Selon lui, certains ministères québécois veulent mettre de l’avant les produits locaux. « Mais ça bloque aux Finances », dit Hugo d’Astous, qui croit que le ministre Eric Girard manque de vision pour cette industrie dont les entreprises se retrouvent partout sur le territoire et sont des employeurs de qualité.

« Il ne met pas dans l’équation les jobs qui sont créées en région », dit l’entrepreneur de Saint-Ubalde.

Hugo d’Astous croit qu’on devrait, notamment, revoir les frais de majoration imposés aux distillateurs qui vendent leurs produits sur place plutôt qu’à la SAQ.

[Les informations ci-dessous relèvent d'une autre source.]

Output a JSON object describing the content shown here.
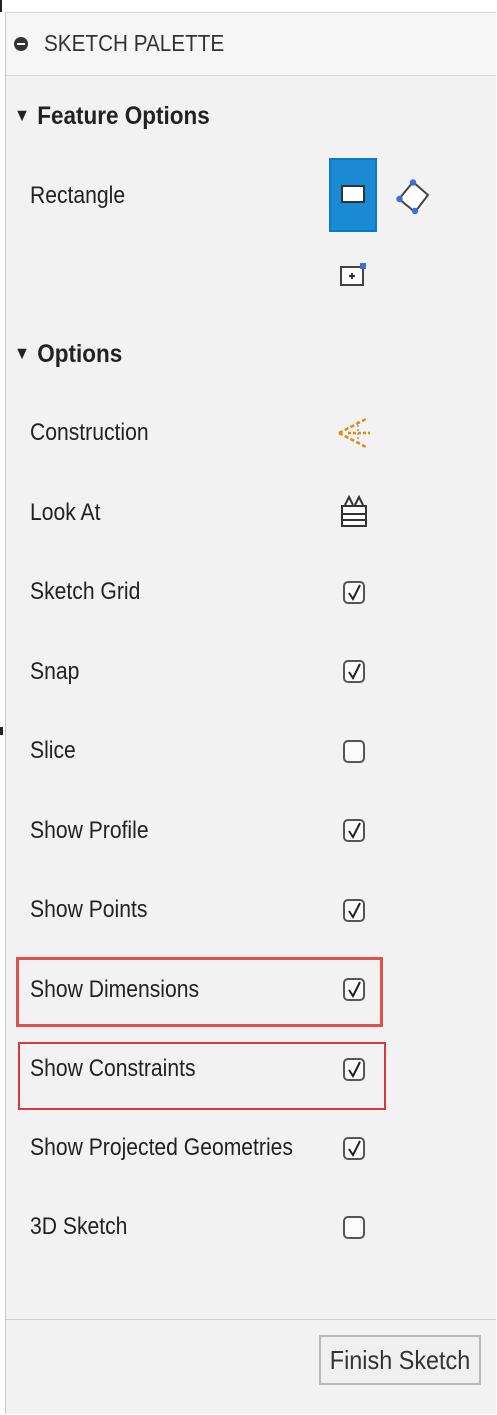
{
  "palette": {
    "title": "SKETCH PALETTE",
    "feature_options": {
      "heading": "Feature Options",
      "rectangle_label": "Rectangle",
      "rectangle_icons": [
        "two-point-rectangle-icon",
        "three-point-rectangle-icon",
        "center-rectangle-icon"
      ],
      "selected": "two-point-rectangle-icon"
    },
    "options": {
      "heading": "Options",
      "construction_label": "Construction",
      "construction_icon": "construction-icon",
      "look_at_label": "Look At",
      "look_at_icon": "look-at-icon",
      "rows": [
        {
          "label": "Sketch Grid",
          "checked": true
        },
        {
          "label": "Snap",
          "checked": true
        },
        {
          "label": "Slice",
          "checked": false
        },
        {
          "label": "Show Profile",
          "checked": true
        },
        {
          "label": "Show Points",
          "checked": true
        },
        {
          "label": "Show Dimensions",
          "checked": true
        },
        {
          "label": "Show Constraints",
          "checked": true
        },
        {
          "label": "Show Projected Geometries",
          "checked": true
        },
        {
          "label": "3D Sketch",
          "checked": false
        }
      ]
    },
    "finish_button": "Finish Sketch",
    "colors": {
      "selected_button": "#1a8ad4",
      "highlight": "#e05050"
    }
  }
}
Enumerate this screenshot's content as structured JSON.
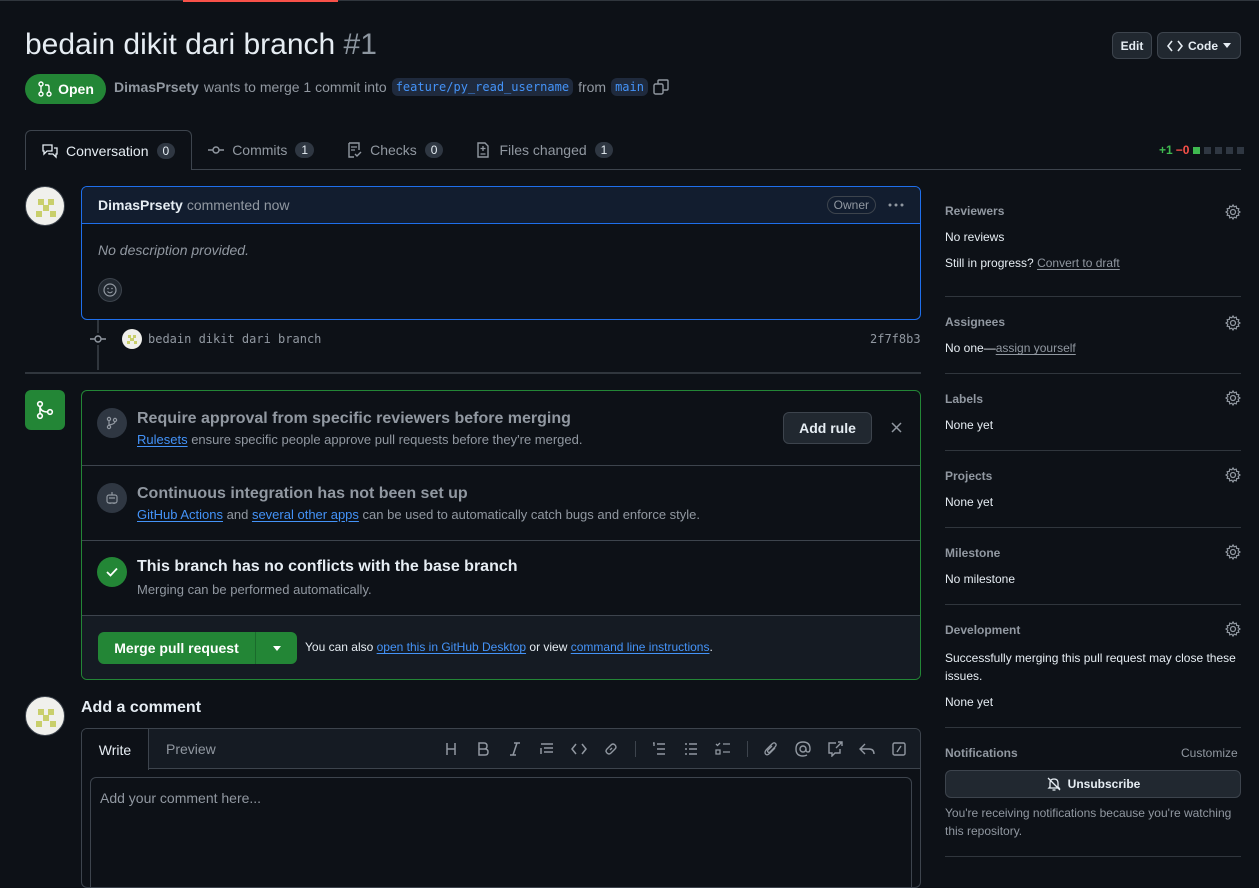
{
  "pr": {
    "title": "bedain dikit dari branch",
    "number": "#1",
    "state": "Open",
    "author": "DimasPrsety",
    "merge_text": "wants to merge 1 commit into",
    "base_branch": "feature/py_read_username",
    "from_text": "from",
    "head_branch": "main"
  },
  "header_buttons": {
    "edit": "Edit",
    "code": "Code"
  },
  "tabs": [
    {
      "label": "Conversation",
      "count": "0"
    },
    {
      "label": "Commits",
      "count": "1"
    },
    {
      "label": "Checks",
      "count": "0"
    },
    {
      "label": "Files changed",
      "count": "1"
    }
  ],
  "diffstat": {
    "added": "+1",
    "removed": "−0"
  },
  "comment": {
    "author": "DimasPrsety",
    "time": "commented now",
    "badge": "Owner",
    "body": "No description provided."
  },
  "commit": {
    "message": "bedain dikit dari branch",
    "sha": "2f7f8b3"
  },
  "merge": {
    "rule_title": "Require approval from specific reviewers before merging",
    "rule_link": "Rulesets",
    "rule_sub": "ensure specific people approve pull requests before they're merged.",
    "add_rule": "Add rule",
    "ci_title": "Continuous integration has not been set up",
    "ci_link1": "GitHub Actions",
    "ci_and": "and",
    "ci_link2": "several other apps",
    "ci_sub": "can be used to automatically catch bugs and enforce style.",
    "conflict_title": "This branch has no conflicts with the base branch",
    "conflict_sub": "Merging can be performed automatically.",
    "merge_button": "Merge pull request",
    "also_text": "You can also",
    "desktop_link": "open this in GitHub Desktop",
    "or_view": "or view",
    "cli_link": "command line instructions",
    "period": "."
  },
  "sidebar": {
    "reviewers": {
      "heading": "Reviewers",
      "value": "No reviews",
      "progress": "Still in progress?",
      "draft_link": "Convert to draft"
    },
    "assignees": {
      "heading": "Assignees",
      "value": "No one—",
      "link": "assign yourself"
    },
    "labels": {
      "heading": "Labels",
      "value": "None yet"
    },
    "projects": {
      "heading": "Projects",
      "value": "None yet"
    },
    "milestone": {
      "heading": "Milestone",
      "value": "No milestone"
    },
    "development": {
      "heading": "Development",
      "desc": "Successfully merging this pull request may close these issues.",
      "value": "None yet"
    },
    "notifications": {
      "heading": "Notifications",
      "customize": "Customize",
      "button": "Unsubscribe",
      "desc": "You're receiving notifications because you're watching this repository."
    }
  },
  "add_comment": {
    "heading": "Add a comment",
    "write_tab": "Write",
    "preview_tab": "Preview",
    "placeholder": "Add your comment here..."
  },
  "colors": {
    "accent": "#238636",
    "link": "#4493f8",
    "bg": "#0d1117",
    "added": "#3fb950",
    "removed": "#f85149"
  }
}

La première chose qui manque, c’est une vision. On n’a pas de vision pour cette filière-là.

Hugo d’Astous, copropriétaire d’Ubald

Il y a de grandes différences entre la situation des fabricants québécois de bières, de vins et de spiritueux, sur le plan des réglementations et des lois qui les encadrent, notamment.

Une chose en rassemble toutefois plusieurs : cette volonté profonde de valoriser le terroir. De travailler avec le climat nordique, de créer des entreprises locales fortes.

C’est le discours tenu aussi par Pol Brisset, de l’Alchimiste.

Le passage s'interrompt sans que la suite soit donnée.